• El ganador del último Premio Planeta impartió una masterclass organizada por la Universidad Internacional de Valencia que fue seguida por más de 400 personas interesadas en la lectura y la escritura.
  • Sobre “Yo, Julia”: “para escribir una novela necesito primero enamorarme de una persona

6 de marzo de 2019- . El pasado 5 de marzo a las 19:30 horas, la Universidad Internacional de Valencia (VIU), acogió en el Centro del Carmen, una masterclass dentro de su área de Artes y Humanidades. Esta nueva jornada, bajo el título “Así escribí Yo, Julia, Investigación y creación”, estuvo impartida por Santiago Posteguillo y moderada por Ana Gavín, Directora de Relaciones Editoriales del Grupo Planeta. La jornada la pudieron seguir presencialmente más de 260 personas y 200 más lo hicieron por streaming.

Como maestro en el género de la novela histórica, el autor e investigador Santiago Posteguillo compartió con el público los secretos de su “cocina literaria”: el complejo proceso de documentación y de (re)creación que precede al éxito de sus títulos ambientados en la antigua Roma.

Posteguillo comenzó su ponencia con la pregunta de si se puede enseñar o aprender a escribir una novela. El escritor se congratuló de la existencia de formación en materia de escritura, concretamente del curso de Experto en Escritura, Estilo y Creatividad o el Máster de Creación Literaria de la Universidad Internacional de Valencia en colaboración con El Grupo Planeta, donde se pueden formar los futuros escritores, de la misma manera que el que quiere aprender a pintar se matricula en la escuela de bellas artes o el músico lo hace en el conservatorio.
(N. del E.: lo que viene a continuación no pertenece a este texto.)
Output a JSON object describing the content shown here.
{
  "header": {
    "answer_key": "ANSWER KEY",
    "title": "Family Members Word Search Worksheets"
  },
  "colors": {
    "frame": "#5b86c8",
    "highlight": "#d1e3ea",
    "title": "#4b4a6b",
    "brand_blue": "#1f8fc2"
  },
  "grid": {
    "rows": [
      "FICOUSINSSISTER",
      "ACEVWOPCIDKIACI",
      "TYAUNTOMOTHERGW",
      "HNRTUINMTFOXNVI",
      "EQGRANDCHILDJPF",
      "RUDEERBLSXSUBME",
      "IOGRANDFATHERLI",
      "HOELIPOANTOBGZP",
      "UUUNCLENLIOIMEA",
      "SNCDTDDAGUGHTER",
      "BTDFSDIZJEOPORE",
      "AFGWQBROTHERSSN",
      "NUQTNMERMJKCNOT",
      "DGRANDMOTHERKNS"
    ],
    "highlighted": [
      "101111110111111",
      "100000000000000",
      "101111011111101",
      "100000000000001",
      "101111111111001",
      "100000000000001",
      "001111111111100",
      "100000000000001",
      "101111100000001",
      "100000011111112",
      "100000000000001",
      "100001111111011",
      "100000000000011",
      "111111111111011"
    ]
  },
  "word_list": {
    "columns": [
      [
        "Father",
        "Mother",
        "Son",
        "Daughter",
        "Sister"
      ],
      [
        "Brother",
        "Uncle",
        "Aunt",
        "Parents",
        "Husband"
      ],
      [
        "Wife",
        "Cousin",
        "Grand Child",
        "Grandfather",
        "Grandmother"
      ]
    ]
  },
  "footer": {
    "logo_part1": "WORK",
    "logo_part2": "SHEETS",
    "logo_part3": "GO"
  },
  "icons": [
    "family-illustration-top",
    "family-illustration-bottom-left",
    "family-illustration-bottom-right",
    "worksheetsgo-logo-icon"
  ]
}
A lo largo de su masterclass, el experto explicó algunas de sus técnicas literarias y el proceso de construcción de sus novelas; el autor valenciano manifestó que “para escribir una novela necesito primero enamorarme de una persona. Cuando te vas a encerrar a escribir durante tres años tienes que encontrar un personaje que te apasione y que admires por algo. Eso me pasó con la figura de Julia Domna”, protagonista de la novela ganadora del Premio Planeta 2018.

Asimismo, el autor también explicó qué proceso sigue a la hora de documentarse o a la hora de estructurar sus novelas. “Es relevante tener en cuenta la relación entre literatura y cine a partir de la segunda mitad del siglo XX, yo procuro hacer una narrativa muy cinematográfica, utilizo también la técnica de Tolstoi de cruzar historias. Cojo 10 o 15 puntos de referencia de una batalla y escribo desde cada uno de esos puntos de vista la escena y así voy construyendo la novela”, concluyó. Otra de las técnicas que utiliza el autor a la hora de escribir novela histórica es viajar a los lugares donde tiene lugar la acción “para obtener información y ponerse en situación”.

El escritor dedicó parte de la jornada a explicar el por qué de la elección de su personaje y aprovechó para recordar a las grandes mujeres olvidadas por los historiadores y escritores, “si hay algo que hemos hecho mal en los últimos 2.500 años es que la historia que hemos contado ha sido la historia de hombres contada por hombres. En la Odisea hay una escena en la que Penélope, mujer de Ulises, va a hablar ante la asamblea en Ítaca y es su propio hijo la que la detiene y le dice que se calle porque hablar en púbico es cosa de hombres” indicó.

El personaje de Julia puede representar un ejemplo para mujeres y hombres que en siglos posteriores creemos y defendemos la igualdad de géneros. Por primera vez en la historia no fue un hombre el que movió la historia de Roma.  Desde el 192 al 197, fue Julia Domna, mujer del emperador Séptimo Severo la que dirigió realmente el Imperio Romano gracias a su inteligencia, audacia y valentía”. Además, el autor destacó que “a la hora de hablar de mujeres olvidadas en la historia lo que propongo no es reescribir la historia, sino que abramos la cámara en gran angular y veamos a la otra mitad de la humanidad y esto es lo que pasa con Julia”.

Para concluir, Santiago Posteguillo quiso lanzar un consejo a los escritores noveles a quienes recordó que la lectura es la base sobre la que se forja un escritor.